Securing a public right of way to so-called “open country” in England and Wales has cost at least £500 per walker, according to Strutt & Parker, the national property consultants.

Last week, the Countryside Agency was criticised by the National Audit Office for allowing the cost of securing access under the Countryside Rights of Way Act (CROW Act) to more than double from a budgeted £28 million to a final cost of £69 million. The NAO investigation also pointed out that when they visited a sample of sites they found very few members of the public actually using them.

“The NAO experience very much reflects our experience on the ground,” says Nick Watson, who heads Strutt & Parker’s Land Research Group. “Indeed, we think the only people currently taking advantage of large areas of the new right to roam are members of the Ramblers’ Association and even if all 141,000 of their members have enjoyed a walk that still works out at almost £500 per walker.”

Mr Watson believes the Countryside Agency approach to identifying areas of “mountain, moor, heath and downland” over which the public should enjoy a legal right of way was flawed from the outset.

“The first problem is that these four types of landscape were defined in a rather arbitrary manner and then each site was individually identified in a way that had precious little to do with the way that the public actually visit the countryside.”

“Survey after survey has shown that the majority of visitors to the countryside do not venture that far from their car and want to enjoy a circular walk. But because each potential CROW Act site was identified primarily by the vegetation that covered it, no thought was ever put into how the public was actually going to use it.”

“No one ever stopped to ask the basic question of was it somewhere the public would enjoy visiting? For example, in the south of England thousands of acres of downland have now been identified as “open countryside” despite the fact they are far too steep to walk on. And there are similar anomalies all over the country.”

The huge cost over-run on implementing the CROW Act also reflects fundamental problems in the site identification process itself, Mr Watson believes.

“It started off as an almost academic exercise in remote mapping with researchers identifying potential sites by aerial photographs and existing maps but, again, without any thought be given to what the site was like on the ground.”

“Then the whole process of site notification was confrontational rather than consensual. Most landowners had to find out for themselves if their land had been designated as possible “open country” and, if they disagreed with that designation, they had no option but to enter a complex and potentially expensive appeals process.”

Some mistakes costs tens of thousands of pounds of tax-payers’ money to put right, he says.

“We acted for the owners of one ancient deer park which had been identified as “open country” despite the fact that it clearly wasn’t mountain, moor, heath or downland and probably hadn’t been for about 800 years.”

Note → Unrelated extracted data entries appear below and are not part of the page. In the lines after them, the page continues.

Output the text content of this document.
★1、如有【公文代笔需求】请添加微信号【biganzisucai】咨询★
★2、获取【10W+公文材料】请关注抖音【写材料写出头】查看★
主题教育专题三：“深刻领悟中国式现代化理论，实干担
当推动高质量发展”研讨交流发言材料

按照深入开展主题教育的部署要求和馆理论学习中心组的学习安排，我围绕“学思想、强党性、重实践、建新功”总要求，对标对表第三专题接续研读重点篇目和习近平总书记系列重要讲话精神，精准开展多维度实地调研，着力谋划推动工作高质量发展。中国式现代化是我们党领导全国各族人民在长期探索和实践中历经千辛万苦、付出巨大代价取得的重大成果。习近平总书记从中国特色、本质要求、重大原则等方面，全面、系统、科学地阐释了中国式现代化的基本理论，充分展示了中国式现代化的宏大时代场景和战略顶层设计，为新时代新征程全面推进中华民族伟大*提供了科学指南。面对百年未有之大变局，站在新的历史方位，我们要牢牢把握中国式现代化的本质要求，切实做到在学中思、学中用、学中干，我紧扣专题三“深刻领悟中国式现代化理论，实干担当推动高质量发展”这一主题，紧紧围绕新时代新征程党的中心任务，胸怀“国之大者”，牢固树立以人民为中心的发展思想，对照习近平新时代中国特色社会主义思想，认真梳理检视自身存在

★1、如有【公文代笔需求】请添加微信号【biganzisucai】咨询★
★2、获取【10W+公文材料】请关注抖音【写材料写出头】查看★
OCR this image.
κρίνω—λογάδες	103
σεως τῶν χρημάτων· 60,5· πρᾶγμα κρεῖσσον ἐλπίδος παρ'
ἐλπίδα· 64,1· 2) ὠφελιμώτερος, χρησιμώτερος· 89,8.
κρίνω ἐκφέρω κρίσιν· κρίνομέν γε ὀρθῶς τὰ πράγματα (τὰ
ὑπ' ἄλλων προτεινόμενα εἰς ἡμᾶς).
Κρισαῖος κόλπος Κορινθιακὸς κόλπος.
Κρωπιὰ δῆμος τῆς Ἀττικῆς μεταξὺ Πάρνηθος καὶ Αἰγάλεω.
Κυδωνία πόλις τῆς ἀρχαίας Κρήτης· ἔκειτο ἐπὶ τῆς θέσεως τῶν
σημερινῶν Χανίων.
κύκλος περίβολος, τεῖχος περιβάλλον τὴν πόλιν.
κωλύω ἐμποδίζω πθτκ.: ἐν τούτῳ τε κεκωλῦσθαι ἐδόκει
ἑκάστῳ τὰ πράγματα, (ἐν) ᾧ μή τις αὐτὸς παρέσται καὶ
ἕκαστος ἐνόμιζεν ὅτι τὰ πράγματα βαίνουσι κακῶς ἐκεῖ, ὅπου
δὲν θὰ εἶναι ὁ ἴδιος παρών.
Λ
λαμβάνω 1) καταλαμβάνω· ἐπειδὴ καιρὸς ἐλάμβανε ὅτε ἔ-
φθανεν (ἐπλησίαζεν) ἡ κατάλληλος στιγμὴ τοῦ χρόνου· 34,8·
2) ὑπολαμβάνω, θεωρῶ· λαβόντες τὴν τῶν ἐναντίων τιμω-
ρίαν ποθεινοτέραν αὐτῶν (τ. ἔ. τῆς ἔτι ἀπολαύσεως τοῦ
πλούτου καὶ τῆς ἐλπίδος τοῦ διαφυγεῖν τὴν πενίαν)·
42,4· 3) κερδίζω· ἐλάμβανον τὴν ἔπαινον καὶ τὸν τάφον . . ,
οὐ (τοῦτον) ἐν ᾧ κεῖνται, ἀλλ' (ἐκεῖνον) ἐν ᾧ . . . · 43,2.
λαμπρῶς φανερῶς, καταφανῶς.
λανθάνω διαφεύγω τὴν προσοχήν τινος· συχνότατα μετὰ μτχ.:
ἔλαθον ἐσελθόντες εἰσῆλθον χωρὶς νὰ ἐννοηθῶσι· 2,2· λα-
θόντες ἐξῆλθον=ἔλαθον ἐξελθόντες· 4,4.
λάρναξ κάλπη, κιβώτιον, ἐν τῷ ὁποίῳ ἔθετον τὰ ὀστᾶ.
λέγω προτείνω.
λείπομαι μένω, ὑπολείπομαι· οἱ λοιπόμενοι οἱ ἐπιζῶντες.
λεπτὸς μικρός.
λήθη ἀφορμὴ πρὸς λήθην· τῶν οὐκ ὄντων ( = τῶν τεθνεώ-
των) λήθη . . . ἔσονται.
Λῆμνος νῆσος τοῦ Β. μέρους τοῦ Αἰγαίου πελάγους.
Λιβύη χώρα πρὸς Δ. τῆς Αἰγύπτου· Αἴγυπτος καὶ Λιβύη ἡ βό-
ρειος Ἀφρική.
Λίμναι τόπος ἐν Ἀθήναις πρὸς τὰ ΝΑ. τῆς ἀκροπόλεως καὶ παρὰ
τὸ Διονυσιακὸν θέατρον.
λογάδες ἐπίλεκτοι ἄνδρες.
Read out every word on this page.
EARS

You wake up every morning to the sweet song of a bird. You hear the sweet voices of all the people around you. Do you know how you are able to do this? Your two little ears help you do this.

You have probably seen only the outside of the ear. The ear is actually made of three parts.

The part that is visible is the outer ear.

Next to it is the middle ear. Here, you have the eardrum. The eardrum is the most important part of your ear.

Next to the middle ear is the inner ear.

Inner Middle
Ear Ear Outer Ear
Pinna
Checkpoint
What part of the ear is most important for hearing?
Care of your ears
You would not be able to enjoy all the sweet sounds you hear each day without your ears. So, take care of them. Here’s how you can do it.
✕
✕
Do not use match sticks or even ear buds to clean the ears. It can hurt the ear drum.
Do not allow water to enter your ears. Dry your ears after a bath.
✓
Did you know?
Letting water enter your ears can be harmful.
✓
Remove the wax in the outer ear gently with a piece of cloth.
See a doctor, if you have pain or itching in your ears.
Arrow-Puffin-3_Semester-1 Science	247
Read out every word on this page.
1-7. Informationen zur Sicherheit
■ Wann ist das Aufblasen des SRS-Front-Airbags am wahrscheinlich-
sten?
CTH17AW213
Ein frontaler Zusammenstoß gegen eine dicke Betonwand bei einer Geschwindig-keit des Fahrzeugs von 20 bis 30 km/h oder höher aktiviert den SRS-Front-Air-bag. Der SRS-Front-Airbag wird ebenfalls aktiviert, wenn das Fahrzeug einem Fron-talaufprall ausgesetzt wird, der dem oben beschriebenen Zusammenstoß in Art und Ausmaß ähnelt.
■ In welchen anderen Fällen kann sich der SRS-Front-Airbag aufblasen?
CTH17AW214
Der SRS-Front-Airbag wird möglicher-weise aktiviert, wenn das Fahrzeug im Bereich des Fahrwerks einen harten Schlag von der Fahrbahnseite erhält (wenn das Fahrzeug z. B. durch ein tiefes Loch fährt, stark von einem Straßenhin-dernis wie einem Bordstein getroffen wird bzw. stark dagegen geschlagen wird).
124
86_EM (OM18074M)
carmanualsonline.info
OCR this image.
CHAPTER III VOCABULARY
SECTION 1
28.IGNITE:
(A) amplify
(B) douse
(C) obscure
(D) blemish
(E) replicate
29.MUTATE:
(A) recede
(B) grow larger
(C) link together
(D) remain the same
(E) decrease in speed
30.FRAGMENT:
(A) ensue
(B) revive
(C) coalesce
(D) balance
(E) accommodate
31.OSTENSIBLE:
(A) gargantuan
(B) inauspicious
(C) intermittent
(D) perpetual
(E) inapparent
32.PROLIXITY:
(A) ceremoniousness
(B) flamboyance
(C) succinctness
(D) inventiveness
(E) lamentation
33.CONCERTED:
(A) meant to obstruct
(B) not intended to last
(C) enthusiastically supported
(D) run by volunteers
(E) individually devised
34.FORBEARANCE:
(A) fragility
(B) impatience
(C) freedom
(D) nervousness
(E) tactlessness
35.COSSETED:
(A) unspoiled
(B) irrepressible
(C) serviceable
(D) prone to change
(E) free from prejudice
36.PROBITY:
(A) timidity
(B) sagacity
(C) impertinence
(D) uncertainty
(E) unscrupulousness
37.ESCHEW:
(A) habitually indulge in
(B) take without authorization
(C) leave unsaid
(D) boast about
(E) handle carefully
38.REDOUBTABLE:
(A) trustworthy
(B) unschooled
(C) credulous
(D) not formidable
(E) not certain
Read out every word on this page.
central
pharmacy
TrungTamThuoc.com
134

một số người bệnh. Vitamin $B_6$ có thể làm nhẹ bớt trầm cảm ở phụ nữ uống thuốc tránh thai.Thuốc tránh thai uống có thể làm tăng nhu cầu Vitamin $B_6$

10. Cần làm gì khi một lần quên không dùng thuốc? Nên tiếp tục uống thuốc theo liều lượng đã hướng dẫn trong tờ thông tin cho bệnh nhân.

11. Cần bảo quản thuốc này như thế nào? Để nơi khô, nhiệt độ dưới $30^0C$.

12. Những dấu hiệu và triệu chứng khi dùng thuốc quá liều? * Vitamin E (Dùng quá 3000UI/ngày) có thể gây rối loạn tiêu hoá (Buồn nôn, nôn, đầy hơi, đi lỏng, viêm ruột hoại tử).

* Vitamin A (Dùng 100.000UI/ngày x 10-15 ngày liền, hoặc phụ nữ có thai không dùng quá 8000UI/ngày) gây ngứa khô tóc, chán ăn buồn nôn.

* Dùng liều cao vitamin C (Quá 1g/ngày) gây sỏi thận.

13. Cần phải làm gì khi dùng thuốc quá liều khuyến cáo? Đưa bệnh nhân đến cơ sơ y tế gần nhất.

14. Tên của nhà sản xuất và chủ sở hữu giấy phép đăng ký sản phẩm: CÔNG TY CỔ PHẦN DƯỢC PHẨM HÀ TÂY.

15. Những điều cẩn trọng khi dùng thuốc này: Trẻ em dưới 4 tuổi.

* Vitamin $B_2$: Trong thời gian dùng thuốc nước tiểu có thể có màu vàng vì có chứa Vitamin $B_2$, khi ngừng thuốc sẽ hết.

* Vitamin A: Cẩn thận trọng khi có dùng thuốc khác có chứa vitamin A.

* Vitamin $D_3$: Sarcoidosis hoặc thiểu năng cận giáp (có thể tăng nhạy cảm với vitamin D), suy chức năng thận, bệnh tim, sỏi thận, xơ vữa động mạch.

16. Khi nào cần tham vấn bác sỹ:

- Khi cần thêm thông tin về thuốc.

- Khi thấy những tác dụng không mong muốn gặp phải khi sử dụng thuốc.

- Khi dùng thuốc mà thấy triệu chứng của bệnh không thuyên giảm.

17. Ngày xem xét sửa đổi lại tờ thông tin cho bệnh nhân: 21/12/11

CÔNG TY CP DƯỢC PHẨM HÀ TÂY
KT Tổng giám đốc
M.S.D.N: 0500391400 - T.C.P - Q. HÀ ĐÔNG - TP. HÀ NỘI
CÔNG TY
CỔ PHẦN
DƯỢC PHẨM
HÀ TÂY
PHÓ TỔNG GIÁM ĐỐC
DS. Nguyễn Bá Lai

“But, of course, the family owners had to take a legal threat to their conditions of ownership seriously and we put together an appeal that was swiftly won and with costs awarded against the Countryside Agency. That appeal alone cost the tax-payer tens of thousands of pounds and, in this case, the real irony was that the public already enjoyed access by permission to the deer park anyway.”

“The CROW Act has proved to be a very blunt instrument and I do hope the Countryside Agency has learnt from the experience, particularly now it is turning its attentions to the nation’s coastline. If more taxpayers’ money is to be spent giving the public a right of way to Britain’s cliffs, dunes and beaches, then I’m sure a more intelligent, less adversarial approach will prove to be both more effective and far cheaper.”